Houses, Not Shelters
Mattie Quinn’s feature in this issue examines another variant in the increases in homelessness that cities are struggling with, in this case a surge in the number of people living in their cars. The situation is particularly troubling when you consider that the economy seems to be doing very well: We’re in the second-longest economic expansion in modern history, with joblessness at historic lows.
If homelessness is a problem in good times, what will happen when the business cycle turns and the economy heads south? In the last recession, new housing starts dropped dramatically and have not recovered to anything near their pre-recession levels. Housing inventories are at historic lows. And too much of the housing we do have is vulnerable in a downturn. In July, the American Enterprise Institute (AEI) reported that its National Mortgage Risk Index “shows that if we have another stress event, like the one from 2007, more than 27 percent of [Federal Housing Administration]-insured loans would be expected to default.” That’s about 2 million homes at risk.
City leaders are under enormous pressure to try to do something to “solve” the homelessness crisis, and not just out of compassion for those forced to live in shelters, on the streets or in their cars. Residents and businesses have escalated their complaints about the negative impact of widespread homelessness on the quality of life.
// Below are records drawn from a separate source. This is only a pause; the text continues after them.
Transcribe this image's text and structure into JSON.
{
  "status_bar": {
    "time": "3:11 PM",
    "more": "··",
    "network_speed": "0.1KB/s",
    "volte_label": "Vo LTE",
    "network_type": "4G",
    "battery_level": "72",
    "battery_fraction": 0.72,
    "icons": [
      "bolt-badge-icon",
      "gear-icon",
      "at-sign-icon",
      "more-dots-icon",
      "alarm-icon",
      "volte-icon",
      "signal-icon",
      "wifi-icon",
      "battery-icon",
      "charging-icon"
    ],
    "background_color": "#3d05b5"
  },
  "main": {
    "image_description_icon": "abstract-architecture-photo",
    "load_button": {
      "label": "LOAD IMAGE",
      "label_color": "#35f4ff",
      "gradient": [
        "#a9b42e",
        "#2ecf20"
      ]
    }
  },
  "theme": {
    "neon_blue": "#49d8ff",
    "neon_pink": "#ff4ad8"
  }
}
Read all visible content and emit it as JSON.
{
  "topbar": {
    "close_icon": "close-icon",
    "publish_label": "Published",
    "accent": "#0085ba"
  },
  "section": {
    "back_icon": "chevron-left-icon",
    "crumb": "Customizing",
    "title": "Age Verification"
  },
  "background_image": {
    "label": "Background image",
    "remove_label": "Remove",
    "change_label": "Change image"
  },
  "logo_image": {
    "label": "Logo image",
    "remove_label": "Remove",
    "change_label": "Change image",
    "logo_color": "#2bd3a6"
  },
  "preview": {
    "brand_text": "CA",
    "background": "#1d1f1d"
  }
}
Some of the strategies governments have tried have worked to a certain extent, but as long as market forces remain as they are, the overall impact of these programs will be negligible.
Actions that would work with the market -- changes in land use policies and zoning -- have failed to gain much traction in the face of residents’ objections to changing the character of a neighborhood or city. “We simply need to allow market actors, by right, to build economical housing in much greater quantities than we currently permit,” says Lynn M. Fisher, co-director of the AEI Center on Housing Markets and Finance. “Even incremental density increases -- upzoning from single family to duplexes or four-unit to eight-unit buildings -- can make a big difference for the ability of a community to accommodate households at a wide range of prices and rents.”
Public officials need to recognize that as the character of the country changes, with the proportion of people living in urban areas increasing dramatically, so must its cities. It’s time to create the political will to redesign cities to house the people who need to live in them today.